Now, I don’t mean to pick on a young celebrity who has obviously devoted most of her life to music and may have missed out on some key Bible studies.
In fact, what Underwood has to say here is actually indicative of a growing biblical illiteracy within what passes for the Body of Christ in America today – even among the clergy.
Here’s the bottom line: You can’t be a follower of Jesus and condone what He Himself describes as sin.
Neither can you truly love others by purposely not confronting their sin – and allowing them to be comfortable with their sin.
That’s not love.
It’s not about feelings, because, as the Bible explains, “every imagination of the thoughts of man’s heart is only evil continually.” The Bible doesn’t make this point once or twice – it’s a recurrent theme!
Followers of Jesus are not to be governed by their feelings. They are to be governed by the teachings of their Lord.
As far as “loving” others, we are commanded to do it – even our enemies. But the biblical view of love is not having sex with them – it’s sharing the gospel.

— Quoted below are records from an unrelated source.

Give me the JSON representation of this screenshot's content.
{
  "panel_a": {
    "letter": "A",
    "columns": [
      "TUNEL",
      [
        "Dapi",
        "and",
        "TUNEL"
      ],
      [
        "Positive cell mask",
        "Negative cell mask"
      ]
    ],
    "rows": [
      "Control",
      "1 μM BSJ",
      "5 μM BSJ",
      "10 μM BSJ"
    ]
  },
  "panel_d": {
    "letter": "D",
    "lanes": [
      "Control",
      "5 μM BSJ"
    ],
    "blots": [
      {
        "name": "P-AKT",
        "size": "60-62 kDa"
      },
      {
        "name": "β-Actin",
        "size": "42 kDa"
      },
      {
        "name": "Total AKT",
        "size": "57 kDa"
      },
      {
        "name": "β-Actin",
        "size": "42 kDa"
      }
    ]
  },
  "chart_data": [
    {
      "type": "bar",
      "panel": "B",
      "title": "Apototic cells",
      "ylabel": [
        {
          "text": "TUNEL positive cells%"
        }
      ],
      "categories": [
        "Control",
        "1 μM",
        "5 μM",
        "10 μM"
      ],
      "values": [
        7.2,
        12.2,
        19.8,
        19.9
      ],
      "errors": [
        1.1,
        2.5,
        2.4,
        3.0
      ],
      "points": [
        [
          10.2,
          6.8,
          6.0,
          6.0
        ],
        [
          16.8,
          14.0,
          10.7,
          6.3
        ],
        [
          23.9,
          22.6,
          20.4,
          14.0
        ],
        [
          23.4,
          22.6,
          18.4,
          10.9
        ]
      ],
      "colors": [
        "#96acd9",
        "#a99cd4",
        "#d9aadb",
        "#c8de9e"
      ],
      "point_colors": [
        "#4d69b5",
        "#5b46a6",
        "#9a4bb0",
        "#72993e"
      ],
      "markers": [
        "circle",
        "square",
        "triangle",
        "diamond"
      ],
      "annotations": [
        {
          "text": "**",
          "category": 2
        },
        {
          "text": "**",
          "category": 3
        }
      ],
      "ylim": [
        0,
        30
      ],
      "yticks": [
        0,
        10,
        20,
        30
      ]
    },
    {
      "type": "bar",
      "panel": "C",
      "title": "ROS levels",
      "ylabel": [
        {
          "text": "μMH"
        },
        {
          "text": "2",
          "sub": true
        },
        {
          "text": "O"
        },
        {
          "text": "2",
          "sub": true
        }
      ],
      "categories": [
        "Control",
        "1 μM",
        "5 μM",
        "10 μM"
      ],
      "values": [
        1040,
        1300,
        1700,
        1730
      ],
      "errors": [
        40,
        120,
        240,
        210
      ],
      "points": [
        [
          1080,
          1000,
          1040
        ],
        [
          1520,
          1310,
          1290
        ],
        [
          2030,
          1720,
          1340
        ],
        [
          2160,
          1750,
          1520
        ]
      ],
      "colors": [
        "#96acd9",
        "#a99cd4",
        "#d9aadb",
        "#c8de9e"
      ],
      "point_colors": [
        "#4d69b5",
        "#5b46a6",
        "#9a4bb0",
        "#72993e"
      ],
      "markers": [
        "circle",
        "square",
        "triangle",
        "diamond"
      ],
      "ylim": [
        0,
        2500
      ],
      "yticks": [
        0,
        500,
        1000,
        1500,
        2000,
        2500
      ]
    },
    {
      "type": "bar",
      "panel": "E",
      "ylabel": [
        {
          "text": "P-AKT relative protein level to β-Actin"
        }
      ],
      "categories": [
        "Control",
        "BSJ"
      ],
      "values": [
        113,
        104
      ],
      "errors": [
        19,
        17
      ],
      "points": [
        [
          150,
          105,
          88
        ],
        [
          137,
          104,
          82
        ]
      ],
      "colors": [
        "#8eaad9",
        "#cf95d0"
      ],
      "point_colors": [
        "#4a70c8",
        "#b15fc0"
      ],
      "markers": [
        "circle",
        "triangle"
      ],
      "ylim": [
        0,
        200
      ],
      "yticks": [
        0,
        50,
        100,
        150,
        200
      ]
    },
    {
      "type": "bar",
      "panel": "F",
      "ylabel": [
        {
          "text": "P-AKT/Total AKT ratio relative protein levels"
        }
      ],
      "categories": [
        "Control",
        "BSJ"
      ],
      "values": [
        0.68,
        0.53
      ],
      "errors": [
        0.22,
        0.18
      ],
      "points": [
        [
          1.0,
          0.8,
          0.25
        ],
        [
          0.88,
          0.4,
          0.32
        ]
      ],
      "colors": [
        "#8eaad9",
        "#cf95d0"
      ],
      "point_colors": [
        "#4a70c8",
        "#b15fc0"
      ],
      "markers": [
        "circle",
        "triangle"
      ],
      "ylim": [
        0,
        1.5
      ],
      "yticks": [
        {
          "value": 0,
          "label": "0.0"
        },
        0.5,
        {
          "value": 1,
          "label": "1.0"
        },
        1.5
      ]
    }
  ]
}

What is a “gay friendly” church? Is it one that affirms people in their sin? Or is it one that welcomes sinners and confronts them with it to bring them to the saving knowledge of Jesus? I suspect Carrie Underwood attends a church that does the former rather than the latter.
We’re all sinners, and we all need to be confronted with our sin to bring about repentance. To make people comfortable with their sin is the least loving thing we can do for them because we are facilitating their descent into hell for an eternity. How is that loving?
Carrie Underwood suggests God did not set rules. Yes, He did. The Ten Commandments are not suggestions. They represent the difference between life and death.
She says, “It’s not up to me to judge anybody.” This has become something of a mantra in the apostate church. But it is a misunderstanding of what Jesus meant when He said, “Judge not, that ye be not judged.” The context of that sermon makes it clear that Jesus meant to do unto others as you would have them do unto you. Others are not to be judged unfairly. He didn’t mean we aren’t supposed to confront people with their sin so they could be brought to repentance, because He Himself commanded us to do just that.
God did warn us not to profane His holy name.
I don’t think that just means misusing His name as a curse word. I think we do that when we represent ourselves as followers of God but betray His Word.
That’s blasphemy – and there’s just too much of it coming from people claiming to be Christians.